At launch, Djed is expected to go live on more than 40 Cardano-based decentralized finance applications. Simultaneously, developers have also come up with a payment application called – DjedPay – enabling users to transfer the tokens to merchants and businesses.

Meanwhile, Djed and its Shen token will list on two Cardano-based decentralized exchanges (DEX) – MuesliSwap and MinSwap – after their issuance this week. For context, Shen is the reserve token meant to support Djed’s stability. It would rake in extra rewards when ADA holders stake their coins to mint the stablecoins, thereby fueling liquidity for the ecosystem.

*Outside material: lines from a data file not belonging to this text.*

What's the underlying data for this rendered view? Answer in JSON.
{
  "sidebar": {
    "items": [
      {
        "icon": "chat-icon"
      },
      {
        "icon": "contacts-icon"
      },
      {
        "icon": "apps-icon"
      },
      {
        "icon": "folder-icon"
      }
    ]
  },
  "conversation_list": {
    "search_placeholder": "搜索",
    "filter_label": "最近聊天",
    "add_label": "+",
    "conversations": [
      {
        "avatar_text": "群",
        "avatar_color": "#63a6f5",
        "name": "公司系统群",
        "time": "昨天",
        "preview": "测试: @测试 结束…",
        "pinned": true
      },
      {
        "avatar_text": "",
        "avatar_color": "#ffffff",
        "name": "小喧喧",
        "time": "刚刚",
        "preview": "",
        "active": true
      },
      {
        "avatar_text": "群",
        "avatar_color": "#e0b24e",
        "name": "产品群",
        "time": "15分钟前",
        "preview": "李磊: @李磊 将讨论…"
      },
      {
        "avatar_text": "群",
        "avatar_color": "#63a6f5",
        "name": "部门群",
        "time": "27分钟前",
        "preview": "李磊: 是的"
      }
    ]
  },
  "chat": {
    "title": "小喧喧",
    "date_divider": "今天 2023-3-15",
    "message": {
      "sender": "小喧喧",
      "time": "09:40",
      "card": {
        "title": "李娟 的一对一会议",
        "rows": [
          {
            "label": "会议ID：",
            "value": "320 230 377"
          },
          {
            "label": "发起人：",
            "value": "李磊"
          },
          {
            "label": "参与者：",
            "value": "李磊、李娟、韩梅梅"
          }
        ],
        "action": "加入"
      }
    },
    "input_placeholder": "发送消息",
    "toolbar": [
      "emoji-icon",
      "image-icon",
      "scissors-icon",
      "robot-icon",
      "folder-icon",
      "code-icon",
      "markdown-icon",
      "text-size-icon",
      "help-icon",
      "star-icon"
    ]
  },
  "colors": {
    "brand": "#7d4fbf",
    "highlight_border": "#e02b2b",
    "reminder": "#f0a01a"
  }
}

Difference Between Djed and UST

The main utility of stablecoins is to keep away from the turbulence of pure-play cryptocurrencies. However, the infamous TerraUSD crash last May turned out to be not just another failed stablecoin experiment but also acted as a catalyst for the catastrophic turn of events that followed later that year.

Djed has been touted as the “first stablecoin protocol where stability claims are precisely and mathematically stated and proven.” Algorithmic stablecoins are typically partially undercollaterized. Djed, on the other hand, is expected to maintain stability by being 400% to 800% overcollateralized at all times.

The official site also revealed that the contract has enough money to buy back all the Djed stablecoins in circulation for $1 worth of the backing asset, thus maintaining the peg.

Aside from being fully backed and overcollateralized with a significant reserve ratio, Djed is also autonomous. This is in contrast to the Terra, where the network was halted at some point, and the BTC reserves were managed manually. However, Djed operation does not depend on decisions by a group of people, according to COTI’s Community Manager, Vlad Ovadenko.

Even as ADA will provide the external collateral, Shen will be used as liquidity to maintain the peg price if the former’s price fluctuates and the potential for insufficient ADA to pay Djed holders willing to cash out. As such, $1 worth of ADA always equals $1 worth of DJED.

Shedding more light on the revenue model, Ovadenko said,

“Terra LUNA holders earn money from seigniorage and have the incentive to encourage projects like Anchor, that artificially keep stablecoins out of circulation, promising future yield, $Shen holders earn money through mint/burn fees. In this way, there is an incentive to encourage stablecoins to remain in circulation and to be burned and minted frequently through the contract.”